FrameworkLanguageNotes
HypothesisPythonThe most polished; great shrinking and stateful support
fast-checkJavaScript / TypeScriptSolid generators, integrates with Jest/Vitest
QuickCheckHaskell (the original)The canonical implementation
ScalaCheckScalaMature, integrates with ScalaTest, specs2
PropEr / properErlangStrong stateful testing
HedgehogHaskell, F#Integrated shrinking (vs. type-class-based in QuickCheck)
jqwikJavaThe mainstream Java option
Hypothesis-Ruby / RantlyRubyLess mature than Hypothesis
GopterGoWorkable but less polished

The quality of the framework matters: a tool with bad shrinking gives failures you can't debug, and gets abandoned. Hypothesis and fast-check are notably strong on this.

Common Failure Modes

Property is too weak

fc.assert(fc.property(fc.string(), (s) => {
  expect(typeof reverse(s)).toBe('string');
}));

Always passes. Property says nothing about reversal. Strengthen: reverse(reverse(s)) === s.

Property is too strong

fc.assert(fc.property(fc.array(fc.integer()), (arr) => {
  expect(sort(arr)).toEqual([...arr].sort((a, b) => a - b));
}));

Asserts equality with a specific sort comparator. If sort is stable and [...arr].sort is not (or vice versa), the property fails for valid behavior. Properties shouldn't pin implementation details.

Generators that hide bugs

fc.assert(fc.property(fc.string().filter(s => s.length > 0), (s) => {
  // function under test fails on empty strings
}));

You filtered out the failing case. The test passes; the bug ships. Generators that filter heavily often filter out the inputs that would expose bugs.

Non-determinism

fc.assert(fc.property(fc.integer(), (x) => {
  return Date.now() > 0;  // technically true, but...
}));

The function under test uses Date.now, random numbers, or external state. Property tests rerun with random inputs; non-determinism makes failures unreproducible. Inject clocks and seeds.

Treating it as slow unit testing

Property tests with 100,000 iterations of a 1ms test take 100 seconds. By default, run ~100 iterations per property in PR checks; reserve high iteration counts for nightly or pre-release.

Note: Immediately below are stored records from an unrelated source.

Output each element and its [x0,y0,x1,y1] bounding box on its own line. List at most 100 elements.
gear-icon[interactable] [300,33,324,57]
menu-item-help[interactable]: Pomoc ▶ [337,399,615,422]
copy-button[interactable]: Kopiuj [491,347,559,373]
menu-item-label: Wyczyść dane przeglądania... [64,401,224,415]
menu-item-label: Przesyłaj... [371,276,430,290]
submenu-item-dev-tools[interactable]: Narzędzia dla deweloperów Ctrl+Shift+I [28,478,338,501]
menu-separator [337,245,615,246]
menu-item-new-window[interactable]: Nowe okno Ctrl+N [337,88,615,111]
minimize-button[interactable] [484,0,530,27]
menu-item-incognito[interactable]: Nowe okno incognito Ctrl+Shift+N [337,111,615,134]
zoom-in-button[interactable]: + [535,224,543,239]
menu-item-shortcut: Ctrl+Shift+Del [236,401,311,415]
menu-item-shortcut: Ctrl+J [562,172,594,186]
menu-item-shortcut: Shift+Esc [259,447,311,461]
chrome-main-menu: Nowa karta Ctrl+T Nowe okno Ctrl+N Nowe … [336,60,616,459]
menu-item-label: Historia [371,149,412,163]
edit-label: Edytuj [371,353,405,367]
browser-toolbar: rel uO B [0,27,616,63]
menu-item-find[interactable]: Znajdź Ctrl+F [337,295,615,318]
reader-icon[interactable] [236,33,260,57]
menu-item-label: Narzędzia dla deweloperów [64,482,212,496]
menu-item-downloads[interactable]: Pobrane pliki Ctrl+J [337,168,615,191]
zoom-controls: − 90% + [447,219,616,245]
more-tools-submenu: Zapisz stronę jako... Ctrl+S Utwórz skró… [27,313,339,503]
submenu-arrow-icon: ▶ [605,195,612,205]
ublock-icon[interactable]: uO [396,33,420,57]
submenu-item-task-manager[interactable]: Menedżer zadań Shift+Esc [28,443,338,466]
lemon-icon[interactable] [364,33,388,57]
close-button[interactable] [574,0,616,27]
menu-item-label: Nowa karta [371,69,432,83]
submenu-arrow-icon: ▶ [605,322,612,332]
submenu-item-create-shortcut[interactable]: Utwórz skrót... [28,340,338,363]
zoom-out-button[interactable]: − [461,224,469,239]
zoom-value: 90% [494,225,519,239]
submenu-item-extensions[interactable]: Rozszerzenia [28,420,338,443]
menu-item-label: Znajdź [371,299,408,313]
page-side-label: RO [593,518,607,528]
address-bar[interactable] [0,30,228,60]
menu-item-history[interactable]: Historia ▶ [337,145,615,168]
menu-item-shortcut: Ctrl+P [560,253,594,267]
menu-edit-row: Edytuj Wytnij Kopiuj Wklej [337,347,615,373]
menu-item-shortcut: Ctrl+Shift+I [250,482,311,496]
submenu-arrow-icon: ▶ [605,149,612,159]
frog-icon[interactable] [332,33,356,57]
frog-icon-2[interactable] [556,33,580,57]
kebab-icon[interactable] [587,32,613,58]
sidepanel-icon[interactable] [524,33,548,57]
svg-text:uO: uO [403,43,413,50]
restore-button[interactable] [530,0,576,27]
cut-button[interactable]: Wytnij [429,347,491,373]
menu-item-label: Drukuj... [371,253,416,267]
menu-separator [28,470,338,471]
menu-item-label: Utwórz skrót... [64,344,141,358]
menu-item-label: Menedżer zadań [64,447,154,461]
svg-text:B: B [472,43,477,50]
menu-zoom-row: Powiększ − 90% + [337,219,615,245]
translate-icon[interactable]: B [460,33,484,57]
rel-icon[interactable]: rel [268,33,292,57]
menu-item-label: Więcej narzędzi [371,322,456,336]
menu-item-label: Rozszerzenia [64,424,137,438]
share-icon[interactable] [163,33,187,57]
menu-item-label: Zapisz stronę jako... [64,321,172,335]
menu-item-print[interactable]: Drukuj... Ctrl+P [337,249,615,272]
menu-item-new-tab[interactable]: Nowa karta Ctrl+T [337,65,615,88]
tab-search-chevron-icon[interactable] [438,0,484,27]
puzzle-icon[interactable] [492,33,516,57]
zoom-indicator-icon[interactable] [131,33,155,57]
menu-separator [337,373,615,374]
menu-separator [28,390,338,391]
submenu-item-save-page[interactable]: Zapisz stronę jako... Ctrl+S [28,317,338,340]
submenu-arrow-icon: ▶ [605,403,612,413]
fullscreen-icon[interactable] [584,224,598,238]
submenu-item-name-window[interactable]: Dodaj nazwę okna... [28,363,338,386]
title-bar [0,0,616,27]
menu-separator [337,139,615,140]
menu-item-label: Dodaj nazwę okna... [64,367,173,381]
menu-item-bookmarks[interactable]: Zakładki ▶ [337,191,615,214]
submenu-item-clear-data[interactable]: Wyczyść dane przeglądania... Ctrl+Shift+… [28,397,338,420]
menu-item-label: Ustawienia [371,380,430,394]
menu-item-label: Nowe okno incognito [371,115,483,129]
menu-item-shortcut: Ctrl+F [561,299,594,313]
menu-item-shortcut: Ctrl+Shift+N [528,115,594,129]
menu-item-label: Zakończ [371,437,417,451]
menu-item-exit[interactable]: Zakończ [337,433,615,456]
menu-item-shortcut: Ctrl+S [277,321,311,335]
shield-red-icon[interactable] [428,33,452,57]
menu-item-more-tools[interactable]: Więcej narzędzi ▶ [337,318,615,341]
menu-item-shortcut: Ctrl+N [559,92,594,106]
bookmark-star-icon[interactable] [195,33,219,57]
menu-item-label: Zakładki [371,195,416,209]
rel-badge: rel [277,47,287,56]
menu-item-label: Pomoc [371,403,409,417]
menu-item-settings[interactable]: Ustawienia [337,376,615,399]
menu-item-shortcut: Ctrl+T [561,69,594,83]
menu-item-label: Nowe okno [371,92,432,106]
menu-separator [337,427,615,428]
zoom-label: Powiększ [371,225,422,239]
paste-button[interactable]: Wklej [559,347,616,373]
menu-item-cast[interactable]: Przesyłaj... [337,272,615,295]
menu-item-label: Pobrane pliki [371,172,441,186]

Properties as documentation

fc.property(fc.string(), (s) => true);  // empty property

A property that always passes is dead weight. Periodically audit that each property has a real assertion that could fail.

Pre-commit Checklist

Before adding a property test:

  • Can you state the property as a single sentence? "For all x, this should hold."
  • Does the property fail when the function is broken in a plausible way? (Try it: deliberately break the implementation, run the test.)
  • Does the generator produce realistic inputs, including edge cases (empty, max, negative)?
  • Do failing cases shrink to something readable, or to incomprehensible random noise?
  • Is the test fast enough that it can run with enough iterations to be meaningful?
  • Is there an example test pinning the specific bugs this property test once found?

Property tests are most useful when paired with examples — the property protects against unknown unknowns; the examples document the bugs you've already learned about.